One of the earliest projects I worked on, I saw that almost every time I was on set. Mostly from other actors who treated the production as THEIR time to shine or THEIR time to be noticed at all costs. I was the new kid on the block, so my main concern was to 1.) Not get kicked off set and collect my paycheck, and 2.) Don't do anything embarrassing that would reflect bad on Paul Archer and Henry Smith III, my two friends who had helped me get this gig who had been acting and on this show all of season one already.

While on set, I try and strike up conversations with anyone who will chat, because we all know the drill of hurry-up-and-wait nature of showbiz gets very boring between takes. This was before smartphones, so the only thing to keep you entertained was a good book to read or getting to know people. Being that most actors only talked about their careers, their agents, who they knew in the industry, etc etc etc....I started gravitating more to the crew and production people.

With them, you could at least learn what it takes to make a production successful. When I asked them during lunch one day (I didn't know at the time that production and crew had different time and food than actors, so I ate like a king! Ha.) what's the best advise you can give me? One of the cameramen said "No matter what, don't mess up the director's shot. Do exactly what the PAs or Directors tell you because every time we have to reset the cameras or do a scene over, it can cost upwards to $5,000 to the production company!" Coincidentally, I saw that play out in a big way only a few days later from one of the main actors themselves!

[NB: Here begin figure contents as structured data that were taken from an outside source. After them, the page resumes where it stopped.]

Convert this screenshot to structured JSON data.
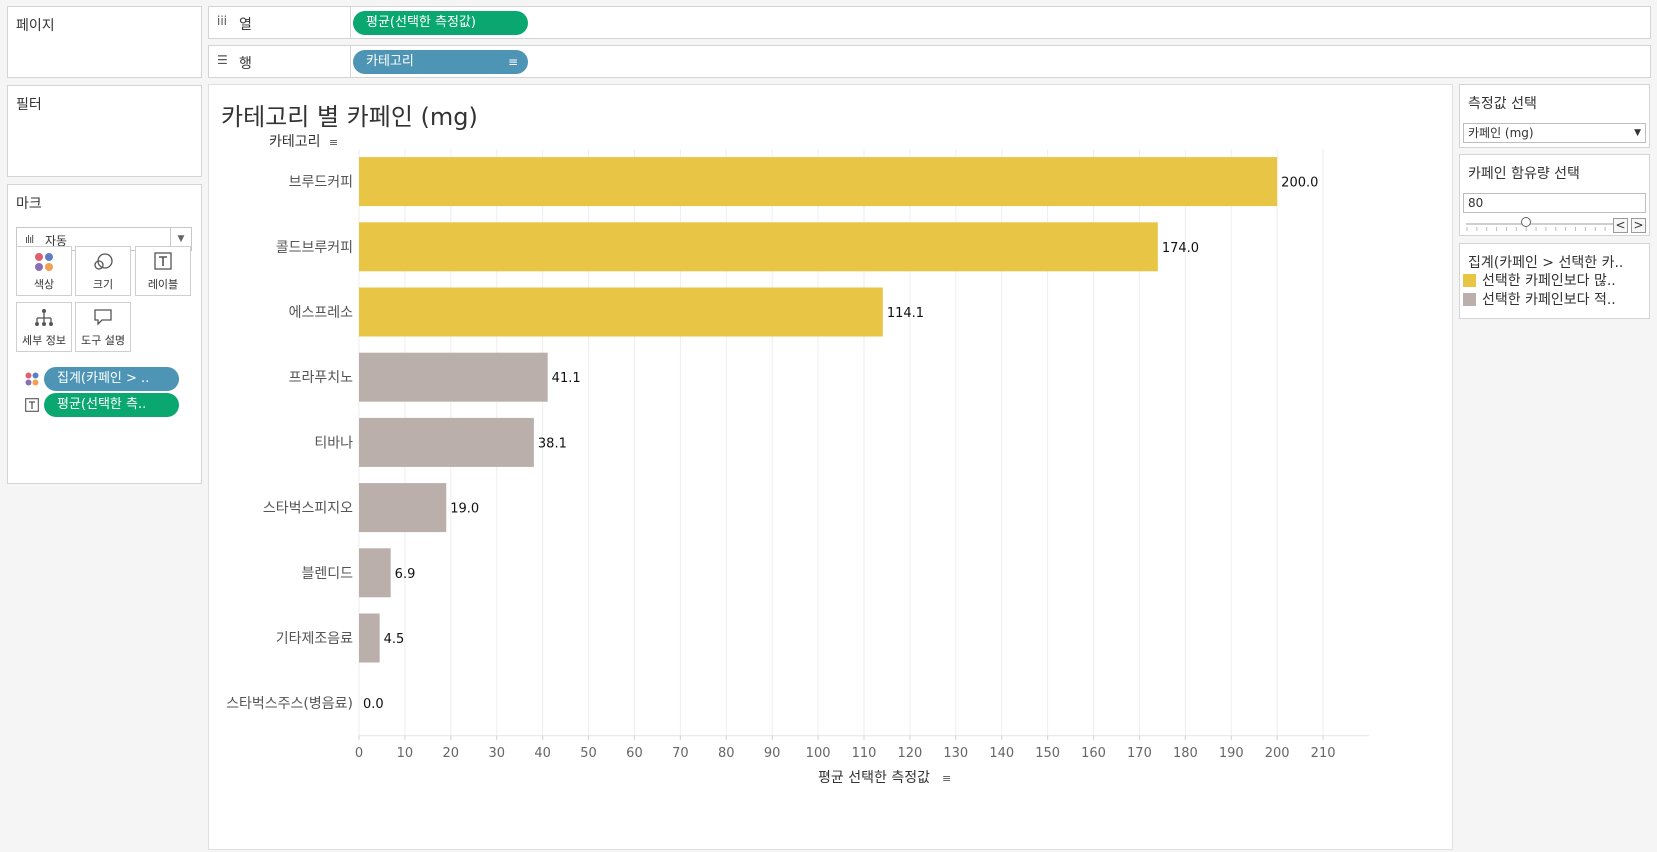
{
  "pages": {
    "title": "페이지"
  },
  "filters": {
    "title": "필터"
  },
  "marks": {
    "title": "마크",
    "mark_type": "자동",
    "buttons": [
      {
        "label": "색상",
        "icon": "color-dots-icon"
      },
      {
        "label": "크기",
        "icon": "size-circles-icon"
      },
      {
        "label": "레이블",
        "icon": "label-t-icon"
      },
      {
        "label": "세부 정보",
        "icon": "detail-tree-icon"
      },
      {
        "label": "도구 설명",
        "icon": "tooltip-bubble-icon"
      }
    ],
    "pills": [
      {
        "label": "집계(카페인 > ..",
        "icon": "color-dots-icon",
        "color": "#4d94b5"
      },
      {
        "label": "평균(선택한 측..",
        "icon": "label-t-icon",
        "color": "#0aa870"
      }
    ]
  },
  "shelves": {
    "columns": {
      "icon": "iii",
      "label": "열",
      "pill": "평균(선택한 측정값)"
    },
    "rows": {
      "icon": "☰",
      "label": "행",
      "pill": "카테고리"
    }
  },
  "chart_data": {
    "type": "bar",
    "orientation": "horizontal",
    "title": "카테고리 별 카페인 (mg)",
    "category_header": "카테고리",
    "xlabel": "평균 선택한 측정값",
    "categories": [
      "브루드커피",
      "콜드브루커피",
      "에스프레소",
      "프라푸치노",
      "티바나",
      "스타벅스피지오",
      "블렌디드",
      "기타제조음료",
      "스타벅스주스(병음료)"
    ],
    "values": [
      200.0,
      174.0,
      114.1,
      41.1,
      38.1,
      19.0,
      6.9,
      4.5,
      0.0
    ],
    "value_labels": [
      "200.0",
      "174.0",
      "114.1",
      "41.1",
      "38.1",
      "19.0",
      "6.9",
      "4.5",
      "0.0"
    ],
    "groups": [
      "above",
      "above",
      "above",
      "below",
      "below",
      "below",
      "below",
      "below",
      "below"
    ],
    "xlim": [
      0,
      220
    ],
    "xticks": [
      0,
      10,
      20,
      30,
      40,
      50,
      60,
      70,
      80,
      90,
      100,
      110,
      120,
      130,
      140,
      150,
      160,
      170,
      180,
      190,
      200,
      210
    ],
    "grid": "vertical",
    "colors": {
      "above": "#e8c545",
      "below": "#baafaa"
    }
  },
  "measure_select": {
    "title": "측정값 선택",
    "value": "카페인 (mg)"
  },
  "caffeine_select": {
    "title": "카페인 함유량 선택",
    "value": "80",
    "slider_fraction": 0.4,
    "prev": "<",
    "next": ">"
  },
  "legend": {
    "title": "집계(카페인 > 선택한 카..",
    "items": [
      {
        "label": "선택한 카페인보다 많..",
        "color": "#e8c545"
      },
      {
        "label": "선택한 카페인보다 적..",
        "color": "#baafaa"
      }
    ]
  }
}
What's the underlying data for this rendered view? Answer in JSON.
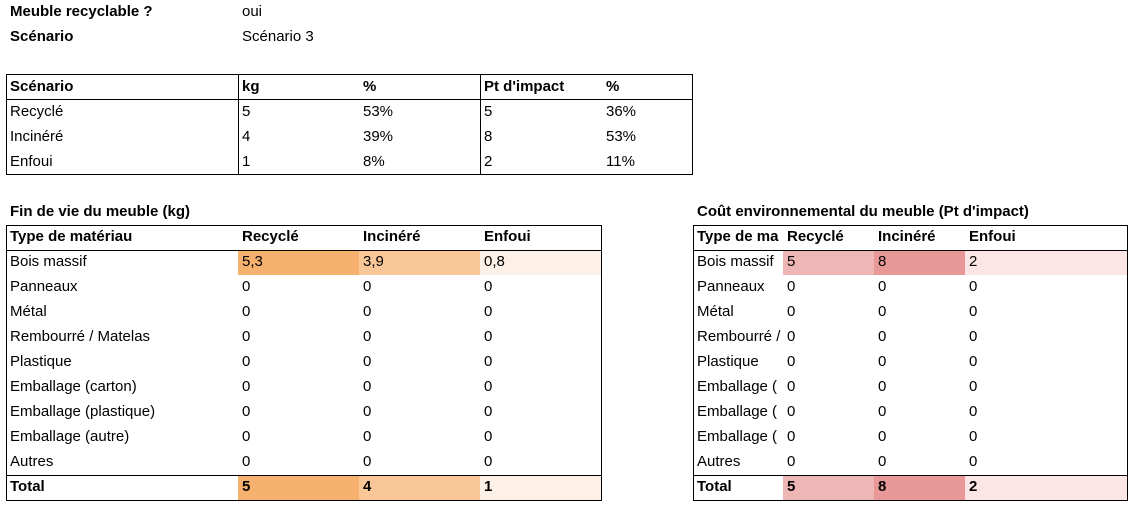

We had a pretty big scene with a lot of background actors involved and it was driving the crew to the limit to try and keep on schedule. We did one or two takes, and then we had to break for lunch but we were given specific instructions "We are losing light quick, we can't shoot this particular scene at night, so be ready to come back as soon as lunch is done!" One of the main characters in the scene though did not like the lunch plate they were served and demanded something else. After 20 mins, they brought them something freshly cooked within the parameters of what they had asked and they rejected that plate in a very public and Prima Donna manner. I was a few feet away with  my own lunch plate looking around like that little boy in the meme looking back and forth in a worried manner thinking to myself "wrong place, wrong time for me to be standing right here."

After causing a scene and demeaning some of the poor crew assigned to keep them happy, they walked off set and said "I'm going to get something myself at Subway!!" With their significant other and friends in tow who were visiting from out of town (and seemed to be enjoying every minute of the diva-like outburst), they disappeared for over two hours. The fallout behind the scenes was epic from what I heard and they were almost fired from the show that same night, since that actor cost production an entire day and tens of thousands of dollars on cast, crew, and actor's paychecks for a reshoot. For the longest time after that, projects were hard to come by for that actor since word gets around quick in a small community like Hollywood productions.

Glad to say that as for me, production loved my work ethic, professionalism and demeanor on that show, and I didn't embarrass either of my friends. But that day, along with tons of other examples I've learned from being on sets since then, I learned a valuable lesson: being an actor is a job, and every time you are on set is an interview for the next job and the next one and the next one. Like any other endeavor in life, if you want to be successful, don't be THAT person. The one that is hard to work with and no one wants to be around because they dampen your day or in this case.....cost production thousands of dollars being difficult to work with and unprofessional.